Microsoft Azure Storage is evolving and scaling its product to power mission-critical workloads across AI, analytics, and enterprise data. The security, reliability, and performance of the storage front-end layer are becoming increasingly critical due to exponential growth in data, models, and compute. The Azure Storage Front End Security Platform team is building a platform to protect and accelerate every API call across Azure Storage, ensuring the trust and safety of data fueling AI workloads.
Requirements
- coding in languages including, but not limited to, C, C++, C-Sharp, OR Java, JavaScript, or Python
- experience with distributed systems and large-scale storage
- experience with multi-threaded or parallel programming
- Representational State Transfer (REST) Application Programming Interface (API) knowledge, including understanding the difference between a POST and a PATCH and the reasons for Hypertext Transfer Protocol (HTTP) status codes 409 and 412.
- excellence in software engineering practices, coding with a solid foundation in data structures and algorithms, strong testing, debugging, and analytical skills
- disciplined approach to reliability, performance, and architecture
- integrating cutting-edge technologies in identity federation, service-to-service trust, and role-based access control (RBAC) and attribute-based access control (ABAC).
Responsibilities
- Design and deliver the core services that make Azure Storage secure, performant, and AI-ready.
- Build and ship mission-critical features in the authentication, authorization, encryption, and network security layers that protect data for some of the world’s most important workloads — from enterprise data lakes to generative AI pipelines.
- Architect scalable, globally distributed systems that handle billions of secure API calls per day with microsecond-level latency and mission-critical reliability.
- Collaborate with security, AI, and infrastructure teams across Microsoft to co-design the next generation of intelligent storage front ends — enabling capabilities like fine-grained access control, vector-aware policy enforcement, and hardware-accelerated encryption for AI data paths.

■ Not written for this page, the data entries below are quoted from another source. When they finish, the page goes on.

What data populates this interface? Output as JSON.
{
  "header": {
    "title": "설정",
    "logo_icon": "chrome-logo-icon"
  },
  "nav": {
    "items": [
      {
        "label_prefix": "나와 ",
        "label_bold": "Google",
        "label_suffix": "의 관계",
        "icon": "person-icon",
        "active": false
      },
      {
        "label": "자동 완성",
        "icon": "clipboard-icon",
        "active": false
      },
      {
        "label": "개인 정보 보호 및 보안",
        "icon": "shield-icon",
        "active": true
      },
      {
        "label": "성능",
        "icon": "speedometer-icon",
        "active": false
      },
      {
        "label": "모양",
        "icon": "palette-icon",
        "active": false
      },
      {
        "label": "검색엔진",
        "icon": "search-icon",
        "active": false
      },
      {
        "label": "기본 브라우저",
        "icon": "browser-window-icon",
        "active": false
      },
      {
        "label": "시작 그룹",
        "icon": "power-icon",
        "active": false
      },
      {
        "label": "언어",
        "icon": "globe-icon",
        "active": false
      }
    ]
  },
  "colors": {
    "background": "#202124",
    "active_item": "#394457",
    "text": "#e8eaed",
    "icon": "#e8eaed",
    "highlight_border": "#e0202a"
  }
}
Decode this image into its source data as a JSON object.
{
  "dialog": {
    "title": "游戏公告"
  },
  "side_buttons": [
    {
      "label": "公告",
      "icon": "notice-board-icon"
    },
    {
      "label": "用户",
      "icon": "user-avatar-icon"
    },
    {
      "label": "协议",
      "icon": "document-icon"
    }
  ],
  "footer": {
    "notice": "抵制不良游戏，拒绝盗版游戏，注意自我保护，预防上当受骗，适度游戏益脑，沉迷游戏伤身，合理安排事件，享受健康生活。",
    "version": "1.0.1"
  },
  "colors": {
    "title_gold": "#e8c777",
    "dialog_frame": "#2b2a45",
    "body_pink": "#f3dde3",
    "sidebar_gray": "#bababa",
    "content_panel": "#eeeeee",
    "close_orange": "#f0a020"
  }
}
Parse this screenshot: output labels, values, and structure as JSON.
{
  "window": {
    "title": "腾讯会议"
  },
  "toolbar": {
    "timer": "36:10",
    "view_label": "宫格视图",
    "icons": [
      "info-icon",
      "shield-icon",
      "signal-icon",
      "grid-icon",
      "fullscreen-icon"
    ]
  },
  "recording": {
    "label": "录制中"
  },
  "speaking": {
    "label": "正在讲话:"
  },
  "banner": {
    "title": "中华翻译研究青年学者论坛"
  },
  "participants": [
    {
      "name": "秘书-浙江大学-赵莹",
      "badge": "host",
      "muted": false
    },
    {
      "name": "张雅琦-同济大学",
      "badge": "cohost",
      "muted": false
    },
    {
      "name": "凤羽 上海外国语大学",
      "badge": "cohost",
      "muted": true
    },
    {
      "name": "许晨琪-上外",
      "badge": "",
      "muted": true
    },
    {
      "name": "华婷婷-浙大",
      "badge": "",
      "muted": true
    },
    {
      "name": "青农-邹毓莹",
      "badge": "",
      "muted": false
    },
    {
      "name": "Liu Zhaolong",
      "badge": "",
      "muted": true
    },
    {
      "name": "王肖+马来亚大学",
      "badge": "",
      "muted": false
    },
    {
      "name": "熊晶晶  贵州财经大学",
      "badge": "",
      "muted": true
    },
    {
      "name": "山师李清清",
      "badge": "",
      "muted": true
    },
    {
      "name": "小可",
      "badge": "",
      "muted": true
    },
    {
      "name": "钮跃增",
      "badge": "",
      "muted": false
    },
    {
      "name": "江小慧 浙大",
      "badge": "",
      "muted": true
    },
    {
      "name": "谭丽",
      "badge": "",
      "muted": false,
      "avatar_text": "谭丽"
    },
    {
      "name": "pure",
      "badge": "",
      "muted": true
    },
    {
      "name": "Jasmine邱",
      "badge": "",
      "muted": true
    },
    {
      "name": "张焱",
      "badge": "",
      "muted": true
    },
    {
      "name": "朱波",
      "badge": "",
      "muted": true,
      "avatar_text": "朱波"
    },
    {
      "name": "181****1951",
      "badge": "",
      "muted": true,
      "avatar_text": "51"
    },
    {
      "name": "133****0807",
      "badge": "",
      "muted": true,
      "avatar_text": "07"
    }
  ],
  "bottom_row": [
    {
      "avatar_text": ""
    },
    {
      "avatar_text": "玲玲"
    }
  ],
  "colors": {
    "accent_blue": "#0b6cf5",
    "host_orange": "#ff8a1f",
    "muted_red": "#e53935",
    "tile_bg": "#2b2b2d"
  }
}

- Push the boundaries of zero-trust cloud security by integrating cutting-edge technologies in identity federation, service-to-service trust, and role-based access control (RBAC) and attribute-based access control (ABAC).
- Design for 100× scale growth, with evolving patterns like real-time inference, retrieval-augmented generation (RAG), and distributed training — all built on a secure foundation.
- Acts as a Designated Responsible Individual (DRI) and guides other engineers by developing and following the playbook, working on call to monitor system/product/service for degradation, downtime, or interruptions, alerting stakeholders about status and initiates actions to restore system/product/service for simple and complex problems when appropriate.
Other
- Ability to meet Microsoft, customer and/or government security screening requirements are required for this role.
- Microsoft Cloud Background Check: This position will be required to pass the Microsoft Cloud Background Check upon hire/transfer and every two years thereafter.
- proven ability to plan, schedule, and deliver quality software
- personable and positive with high emotional intelligence
- driven to own cross-team initiatives and improvements to enhance Azure Storage.